Эта сцена немного отвлекла Оленьку Рябинину и, когда она отвернулась от возмущающегося Артюхова и его красной, как рак, подружки, она с ужасом обнаружила, что Вера и Сашка исчезли из виду. Она их потеряла. Впереди не было видно ни высокой стройной фигуры Полякова, ни ярко-красного пиджачка Ледовской, скорее всего они свернули в ближайший узенький коридорчик, что вёл к столовой. Оля заглянула туда, но он был пуст, если не считать двух дежурных, нагружающих мешками с мусором небольшую ручную тележку. Веры и Сашки здесь, разумеется, не было, да и что им тут делать — это же один из служебных коридоров, тот, который упирается прямо в столовскую кухню. Хотя… Как же она забыла! Если пройти по этому коридору чуть дальше и повернуть направо, то там будет закуток, большой такой, перекрытый двумя статуями — Марк Шостак обнаружил этот тайник в первые дни учёбы, они тогда ещё не успели выгнать её из своей компании. Оленька почувствовала, как её губы расплываются в довольной улыбке.
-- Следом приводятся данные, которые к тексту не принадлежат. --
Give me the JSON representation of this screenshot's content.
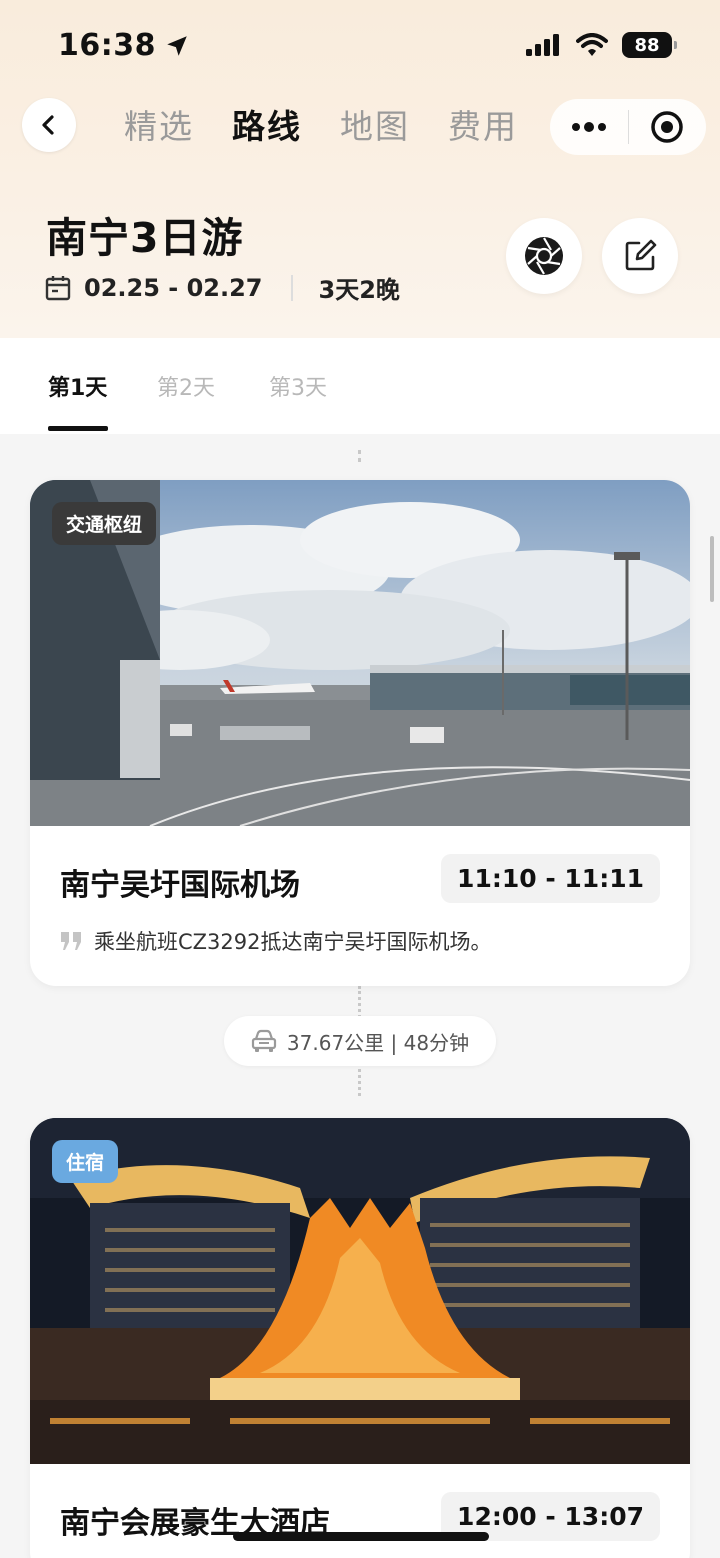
{
  "status_bar": {
    "time": "16:38",
    "battery": "88"
  },
  "nav": {
    "tabs": [
      {
        "label": "精选"
      },
      {
        "label": "路线"
      },
      {
        "label": "地图"
      },
      {
        "label": "费用"
      }
    ],
    "active_tab": "路线"
  },
  "trip": {
    "title": "南宁3日游",
    "dates": "02.25 - 02.27",
    "duration": "3天2晚"
  },
  "day_tabs": [
    {
      "label": "第1天"
    },
    {
      "label": "第2天"
    },
    {
      "label": "第3天"
    }
  ],
  "stops": [
    {
      "badge": "交通枢纽",
      "badge_color": "#3a3a3a",
      "name": "南宁吴圩国际机场",
      "time": "11:10 - 11:11",
      "desc": "乘坐航班CZ3292抵达南宁吴圩国际机场。"
    },
    {
      "badge": "住宿",
      "badge_color": "#6aa9e0",
      "name": "南宁会展豪生大酒店",
      "time": "12:00 - 13:07"
    }
  ],
  "transit": {
    "text": "37.67公里 | 48分钟"
  },
  "colors": {
    "accent": "#111111",
    "header_bg": "#f9ecdc",
    "page_bg": "#f5f5f5"
  }
}
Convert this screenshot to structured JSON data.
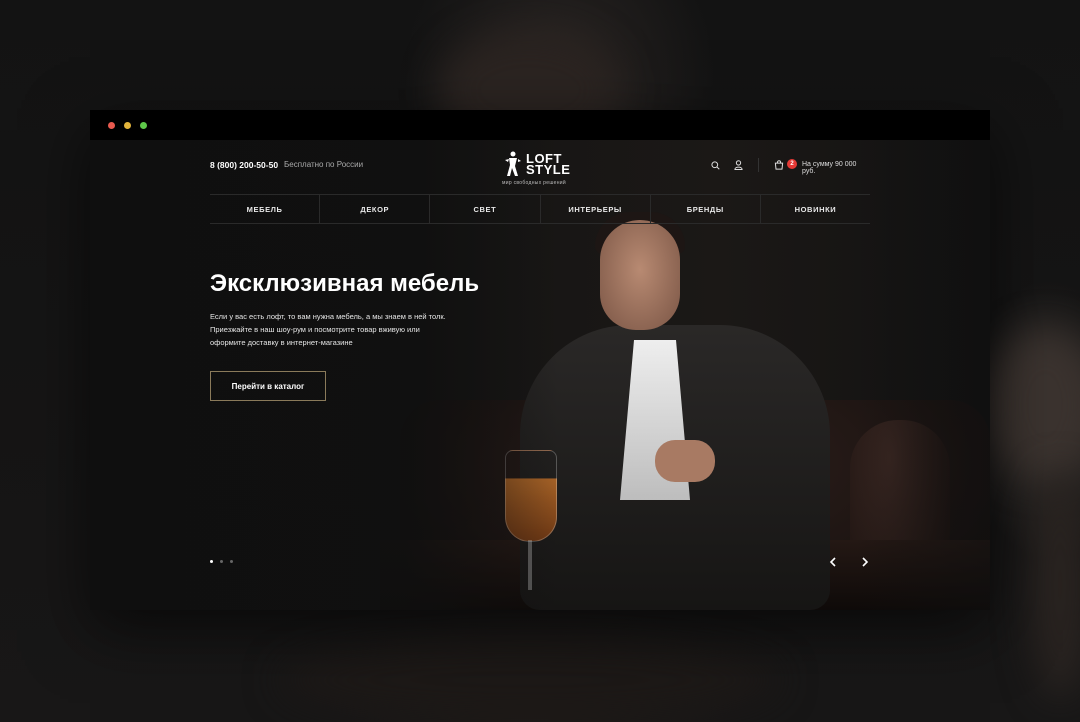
{
  "window": {
    "controls": [
      "close",
      "minimize",
      "maximize"
    ]
  },
  "header": {
    "phone": "8 (800) 200-50-50",
    "phone_note": "Бесплатно по России",
    "logo": {
      "line1": "LOFT",
      "line2": "STYLE",
      "tagline": "мир свободных решений"
    },
    "icons": {
      "search": "search-icon",
      "user": "user-icon",
      "cart": "cart-icon"
    },
    "cart_count": "2",
    "cart_sum": "На сумму 90 000 руб."
  },
  "nav": {
    "items": [
      {
        "label": "МЕБЕЛЬ"
      },
      {
        "label": "ДЕКОР"
      },
      {
        "label": "СВЕТ"
      },
      {
        "label": "ИНТЕРЬЕРЫ"
      },
      {
        "label": "БРЕНДЫ"
      },
      {
        "label": "НОВИНКИ"
      }
    ]
  },
  "hero": {
    "title": "Эксклюзивная мебель",
    "description": "Если у вас есть лофт, то вам нужна мебель, а мы знаем в ней толк. Приезжайте в наш шоу-рум и посмотрите товар вживую или оформите доставку в интернет-магазине",
    "cta_label": "Перейти в каталог",
    "slides_total": 3,
    "active_slide": 1
  },
  "colors": {
    "accent_border": "#8a7a5a",
    "badge": "#e53935",
    "background": "#0f0f0f"
  }
}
Обогнув дежурных и стараясь не вдыхать запах гнилых овощей и очисток, исходивший от мусорных мешков, она поспешила вперёд, завернула за угол и, подойдя к одной из статуй, закрывающих узкий вход в тайник, притаилась и прислушалась. Ну конечно же, вся компания в сборе…
— …сам же видел, что у нас здесь творится, — Вера говорила глухо, но всё же Оленька могла разобрать её слова. — СРМУГПДЮковцы повсюду, так и рыщут…
— Кто повсюду? — в Сашкином голосе отчётливо зазвучало удивление и растерянность.